3. Quantize for serving (INT8 or INT4). Minimal quality loss, major cost reduction.
4. Batch inference where latency permits. 5-10x cost savings.
5. Cache common responses. Many queries repeat.

Anti-Patterns

  • Fine-tuning as first resort: Jumping to fine-tuning before trying prompt engineering, few-shot learning, or RAG. These are faster, cheaper, and often sufficient.
  • Garbage in, fine-tuned garbage out: Using noisy, inconsistent, or incorrect training data. The model will faithfully learn your mistakes.
  • No evaluation baseline: Fine-tuning without first measuring the base model's performance. You cannot demonstrate improvement without a baseline.
  • Training on your test set: Accidentally including evaluation examples in training data. This gives inflated metrics and false confidence.

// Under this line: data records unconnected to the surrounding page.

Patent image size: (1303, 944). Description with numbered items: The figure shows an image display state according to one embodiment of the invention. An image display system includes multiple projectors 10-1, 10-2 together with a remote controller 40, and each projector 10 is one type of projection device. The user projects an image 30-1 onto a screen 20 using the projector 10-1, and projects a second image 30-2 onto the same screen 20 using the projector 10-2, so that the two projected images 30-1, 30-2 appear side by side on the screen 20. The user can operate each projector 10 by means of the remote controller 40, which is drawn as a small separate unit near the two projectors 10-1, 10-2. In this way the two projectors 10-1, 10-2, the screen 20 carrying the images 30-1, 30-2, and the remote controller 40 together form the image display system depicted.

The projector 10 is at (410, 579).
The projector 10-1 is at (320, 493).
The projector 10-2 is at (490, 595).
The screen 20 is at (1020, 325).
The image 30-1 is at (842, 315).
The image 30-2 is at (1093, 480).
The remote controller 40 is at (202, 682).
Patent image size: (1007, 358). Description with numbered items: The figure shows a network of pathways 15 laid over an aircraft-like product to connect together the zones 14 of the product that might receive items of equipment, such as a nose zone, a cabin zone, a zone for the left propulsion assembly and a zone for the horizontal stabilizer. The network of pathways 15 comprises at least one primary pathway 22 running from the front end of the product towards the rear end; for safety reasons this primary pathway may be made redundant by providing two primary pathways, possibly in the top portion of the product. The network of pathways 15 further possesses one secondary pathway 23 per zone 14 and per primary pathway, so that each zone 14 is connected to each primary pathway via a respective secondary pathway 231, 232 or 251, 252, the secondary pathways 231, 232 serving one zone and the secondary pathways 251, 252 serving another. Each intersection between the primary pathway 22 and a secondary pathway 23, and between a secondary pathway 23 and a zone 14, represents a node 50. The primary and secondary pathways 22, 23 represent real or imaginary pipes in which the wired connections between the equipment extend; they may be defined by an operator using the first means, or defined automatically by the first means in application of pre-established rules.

  • Ignoring catastrophic forgetting: Fine-tuning aggressively and losing the model's general capabilities. Use moderate learning rates and mix in general-purpose data.
  • One-and-done training: Training once and never retraining. Your data distribution changes. Schedule periodic retraining with fresh data.
  • Hyperparameter obsession: Spending days tuning learning rates when your training data has quality issues. Fix data first, then tune hyperparameters.